Despite the deceptive gloss which adorns the oval offices of our policy makers foreign trade negotiations are no cakewalk, it took seven years for Australia to sign a pact with Japan on free trade in 2015, the global community still awaits an end to the long standing negotiations of a Pacific Rim trade deal which involves 12 nations, compounding nearly 40% of the world’s economy. These negotiations are admittedly long and arduous tasks, notoriously hard for even the best policy makers to disentangle and sometimes stretch out for decades before reaching a cohesive agreement.
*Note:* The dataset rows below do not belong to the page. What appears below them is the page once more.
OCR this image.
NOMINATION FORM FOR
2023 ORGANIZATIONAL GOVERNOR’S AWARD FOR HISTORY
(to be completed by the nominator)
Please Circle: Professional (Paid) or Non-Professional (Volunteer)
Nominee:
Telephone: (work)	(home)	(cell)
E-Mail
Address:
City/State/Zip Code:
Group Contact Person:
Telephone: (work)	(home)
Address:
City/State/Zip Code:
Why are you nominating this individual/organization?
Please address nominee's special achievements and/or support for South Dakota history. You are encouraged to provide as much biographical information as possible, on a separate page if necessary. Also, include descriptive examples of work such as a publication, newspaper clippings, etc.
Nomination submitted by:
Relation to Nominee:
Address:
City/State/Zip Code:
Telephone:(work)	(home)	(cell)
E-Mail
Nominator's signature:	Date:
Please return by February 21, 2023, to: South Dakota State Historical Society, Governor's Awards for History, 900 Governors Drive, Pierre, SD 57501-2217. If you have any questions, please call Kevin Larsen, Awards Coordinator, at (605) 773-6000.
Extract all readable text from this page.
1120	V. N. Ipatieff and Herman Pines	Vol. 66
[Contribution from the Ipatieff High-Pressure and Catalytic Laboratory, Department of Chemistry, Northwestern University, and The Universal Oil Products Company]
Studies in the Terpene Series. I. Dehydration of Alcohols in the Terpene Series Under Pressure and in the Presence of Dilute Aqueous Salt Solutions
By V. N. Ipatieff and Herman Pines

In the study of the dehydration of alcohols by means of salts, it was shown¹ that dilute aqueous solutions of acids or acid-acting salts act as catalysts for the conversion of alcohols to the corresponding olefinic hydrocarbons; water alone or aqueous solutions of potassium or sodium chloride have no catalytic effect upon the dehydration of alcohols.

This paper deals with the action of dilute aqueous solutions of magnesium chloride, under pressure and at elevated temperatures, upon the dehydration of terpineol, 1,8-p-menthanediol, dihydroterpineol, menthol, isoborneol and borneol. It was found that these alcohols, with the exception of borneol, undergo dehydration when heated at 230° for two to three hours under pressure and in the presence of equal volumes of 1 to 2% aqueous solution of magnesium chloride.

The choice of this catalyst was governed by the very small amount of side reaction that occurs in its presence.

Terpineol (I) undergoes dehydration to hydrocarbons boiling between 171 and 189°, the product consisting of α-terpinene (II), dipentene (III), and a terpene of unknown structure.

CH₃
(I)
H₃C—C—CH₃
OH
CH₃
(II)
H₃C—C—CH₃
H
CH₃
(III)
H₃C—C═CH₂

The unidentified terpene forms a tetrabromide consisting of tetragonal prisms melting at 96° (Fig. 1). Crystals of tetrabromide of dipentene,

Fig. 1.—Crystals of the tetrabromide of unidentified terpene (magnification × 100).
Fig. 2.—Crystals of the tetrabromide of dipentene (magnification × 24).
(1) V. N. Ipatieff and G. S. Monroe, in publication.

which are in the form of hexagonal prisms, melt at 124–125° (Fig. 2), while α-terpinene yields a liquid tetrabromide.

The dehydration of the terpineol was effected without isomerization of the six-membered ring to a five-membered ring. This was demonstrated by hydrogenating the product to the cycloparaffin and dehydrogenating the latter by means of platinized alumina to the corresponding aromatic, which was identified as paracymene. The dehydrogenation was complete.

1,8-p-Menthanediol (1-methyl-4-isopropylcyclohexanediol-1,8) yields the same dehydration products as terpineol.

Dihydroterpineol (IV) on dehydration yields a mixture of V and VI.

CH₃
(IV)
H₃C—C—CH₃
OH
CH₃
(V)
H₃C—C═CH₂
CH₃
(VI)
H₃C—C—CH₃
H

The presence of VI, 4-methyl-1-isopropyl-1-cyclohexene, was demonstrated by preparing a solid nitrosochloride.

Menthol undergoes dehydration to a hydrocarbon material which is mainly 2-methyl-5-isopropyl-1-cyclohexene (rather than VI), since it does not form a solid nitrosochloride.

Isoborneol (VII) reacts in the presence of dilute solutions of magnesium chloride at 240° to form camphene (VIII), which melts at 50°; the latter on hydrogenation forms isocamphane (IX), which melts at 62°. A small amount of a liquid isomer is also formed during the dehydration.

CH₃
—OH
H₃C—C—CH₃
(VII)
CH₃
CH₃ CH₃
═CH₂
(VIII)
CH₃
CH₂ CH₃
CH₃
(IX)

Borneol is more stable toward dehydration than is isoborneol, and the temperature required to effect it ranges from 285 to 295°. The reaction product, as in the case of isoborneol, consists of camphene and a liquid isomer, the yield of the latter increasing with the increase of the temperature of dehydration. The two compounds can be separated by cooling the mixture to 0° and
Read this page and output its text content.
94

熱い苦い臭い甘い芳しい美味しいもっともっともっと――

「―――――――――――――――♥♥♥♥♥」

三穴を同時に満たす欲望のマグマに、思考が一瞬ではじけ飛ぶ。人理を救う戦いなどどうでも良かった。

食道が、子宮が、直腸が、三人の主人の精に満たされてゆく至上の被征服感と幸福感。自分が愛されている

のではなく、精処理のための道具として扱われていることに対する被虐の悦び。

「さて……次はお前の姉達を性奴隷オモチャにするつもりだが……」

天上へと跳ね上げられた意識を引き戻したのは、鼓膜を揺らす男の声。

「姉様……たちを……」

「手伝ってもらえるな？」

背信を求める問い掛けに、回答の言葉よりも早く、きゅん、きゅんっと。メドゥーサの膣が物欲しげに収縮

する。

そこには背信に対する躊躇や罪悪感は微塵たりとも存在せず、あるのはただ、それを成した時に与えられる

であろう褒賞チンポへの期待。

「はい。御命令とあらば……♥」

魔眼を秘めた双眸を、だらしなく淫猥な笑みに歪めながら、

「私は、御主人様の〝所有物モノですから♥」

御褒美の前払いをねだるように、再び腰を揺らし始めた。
However the thick shroud of secrecy which blind-sides the general populace only to be rudely awoken by 'leaks' from alternate media sources adds yet another incriminating factor for such agreements. The chronicle of such trade talks since the advent of modern diplomacy reveals careful veiling of crucial details regarding the policies formulated by a select few designers keeping their own interests at heart of the deal while simultaneously excluding the general public who is many a times vehemently opposed but are merely expected to follow like sheep through the laid out norms. It is no surprise then that protests, rallies and disagreements often emerge when the finer points highlighting the unfair terms become public knowledge, on 17th August 2015 about 800 people attended a rally in Gladstone to push for changes to the China Free Trade Agreement. Ros McLennan (Queensland Council of Unions general secretary) said that this trade deal risked local jobs and livelihoods as it reduced restrictions on imported foreign labour, the federal Coalition having negotiated the free trade agreement in secret last year simply cannot expect Australian workers to accede to its negative impacts. 


Such agreements are often marketed as being the gospel beneficiaries of the average citizens as they claim to improve market competition and protect local markets and industries leading to prosperity and wealth for the economy. In theory, increased competition means more products on the shelves and lower prices in a spirit of honest, fair and free trade, however these agreements are often merely paying lip service to benefit foreign policy and not economic prosperity where the smaller economies end up making disproportionately large concessions that harm them in the long run.


In the end it is a question of who reaps the lion's share from these convoluted policies. It seems to be the designers of the policies themselves. In situations where tariffs are already low and changing them is essentially a moot process the resultant policies metastasise to anti-free trade deals. They offer protection to the already wealthy and elite business conglomerates to make exorbitant profits at the cost of the common citizens. These powerful parts of the corporate system are the only ones who favour the making of such agreements, which would be better termed as  dis-agreements considering the majority of common people opposing from both ends. There is a stark need for reform in the policy making process which as it stands now gives corporations sweeping protections in their to bids to amplify profits, no matter what the human costs and unjust provisions that are the legal armour to profiteering predators who can sue a nation if it stands in way of its plans, even if that nation's domestic or environmental interests are compromised along the way. 


The irony is that the agreements do create substantial progress in money making albeit for a select few, derailing true development and clogging equitable trickling down of the earned wealth to benefit society at large. The world astounds at the broken bridge between the haves and the have nots, with barely a thought to acknowledge the rusty foundations. The flaws in the framework of these policies creates millionaires at the same rate it deepens the ridges of poverty excluding a strata of humanity from the cycle of wealth, adding yet another mile to the growing chasms between deep pockets and deprived peasants.

The people must be informed and engaged to check the indiscriminate hands eyeing their lands capabilities.